Tet1 is highly expressed in embryonic stem cells (ESCs) and its depletion leads to a reduction in global 5hmC levels (Koh et al., 2011
). In addition to the 5mC hydroxylase domain, TET1 also contains a conserved CXXC domain (Tahiliani et al., 2009
; Zhang et al., 2010
), a domain employed by other proteins to bind unmethylated CpG DNA and enabling them to modify histone or DNA methylation. The family of CXXC domain-containing proteins includes factors involved in DNA methylation (DNMT1, MBD1) and histone methylation/demethylation (MLL, CFP1, KDM2A), all of which play important roles in gene regulation and contribute to embryonic development. Significantly, our recent study shows that human TET1 is a CpG DNA binding protein that promotes DNA demethylation when it is over-expressed in 293T cells and positively regulates transcription of a reporter gene in a 5mC hydroxylase activity-dependent manner (Zhang et al., 2010
). These findings suggest that Tet1 regulates DNA methylation and gene expression through its ability to convert 5mC to 5hmC.

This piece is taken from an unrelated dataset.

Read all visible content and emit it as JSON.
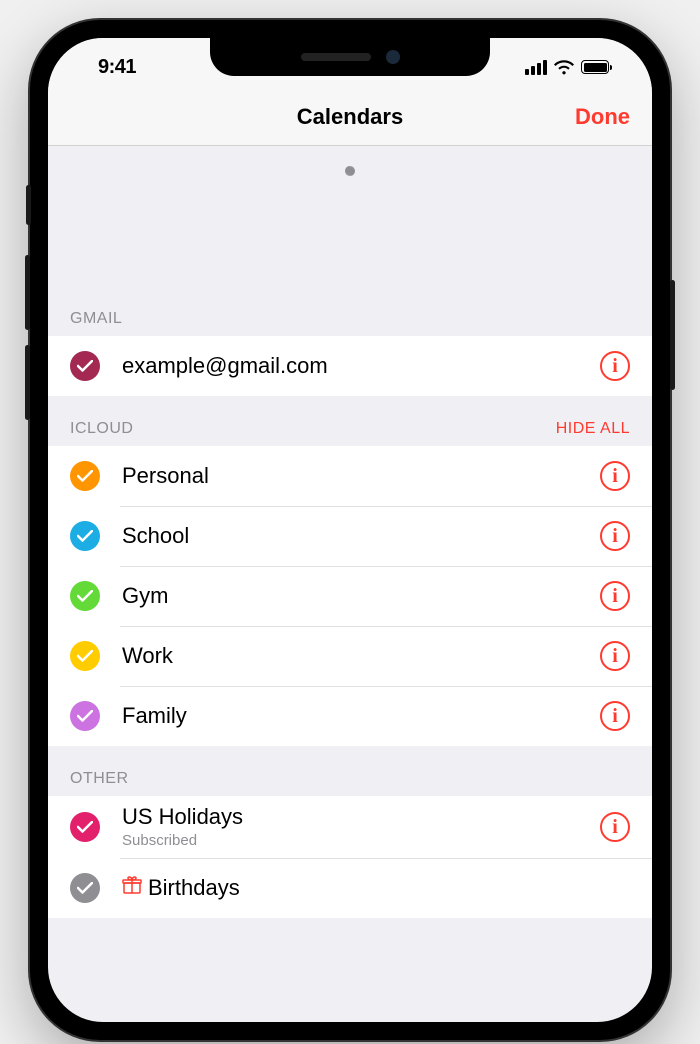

5hmC was first identified in T-even bacteriophage (Wyatt and Cohen, 1953
), and later found in the vertebrate brain (Kriaucionis and Heintz, 2009
; Penn et al., 1972
) and several other tissues (Globisch et al., 2010
). Interestingly, while 5hmC exists at high levels in mESCs, its level significantly decreases after mESC differentiation (Szwagierczak et al., 2010
; Tahiliani et al., 2009
), and rises again in terminally differentiated cells such as Purkinje neurons (Kriaucionis and Heintz, 2009
). Despite these recent advances, the molecular basis for Tet1 and 5hmC functions in the ESC genome and epigenome is unknown, although a controversial role for Tet1 in maintaining ESC pluripotency and determining ESC differentiation has been proposed (Ito et al., 2010
; Ko et al., 2010
; Koh et al., 2011
Here, we show that Tet1 is capable of binding to unmethylated as well as methylated and hydroxymethylated CpG DNA via its CXXC domain. Further, we report a complete genome-wide mapping of Tet1 binding and 5hmC in mESCs. Complemented with Tet1 depletion studies, this allows us to establish specific correlations among Tet1 occupancy, 5mC and 5hmC levels, histone modification and gene expression in mESCs and reveal an intricate role of Tet1 in its associated gene network. Thus, this study provides a foundation for understanding not only possible functions of Tet proteins and 5hmC but also molecular mechanisms by which Tet proteins, via dynamic regulation of DNA methylation, influence gene transcription and related biological functions in mESCs.